1990 mercedes benz 300sl transmission control module

The launch of the Mercedes-Benz 300SL at the 1954 International Motor Sports Show in New York was a milestone in the history of the marque. Originally conceived in 1952 as a means of restoring the company's pre-war reputation as a major force in Grand Prix racing, the luxuriantly graceful 'Gull Wing' coupé transformed the image of Mercedes-Benz, especially in the United States. Production of the Gullwing coupé lasted only until 1957, by which time some 1,400 had been produced - a tiny number for such an influential car. It was replaced by the 300SL Roadster, a convertible version with essentially the same body shape but conventional doors and a hard-top option. Both models had 6-cylinder 3-litre engines and were aimed primarily at the North American market. Daimler-Benz ceased production of the Roadster in 1963.

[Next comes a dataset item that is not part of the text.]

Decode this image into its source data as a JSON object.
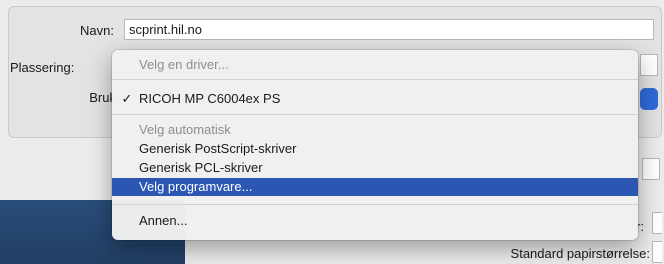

Before we can get to the car we're actually talking about, we need to first discuss the world-beating racecar the 300 SL was based on. And that car is... the 300 SL. There is a difference; the racer was known internally as W194, while the production car's designation was W198. Prior to the war after the war that ended all wars, Mercedes-Benz was an established motorsports marquee. In fact, its track prowess extended back to the 1900s when MB's ultra-low (comparatively) Simplex purpose built-racer dominated the competition for almost a decade, up to triple-batshit Silver Arrow racers of the 30s pumping out nearly 650 supercharged horses, hitting top speeds of 270 mph and battling neck and neck with Auto Unions of the day (including the midengined, 500 horsepower, 6.0-liter V16 monsters). But then Hitler had to go all crazy and the German car industry... well, you know the rest.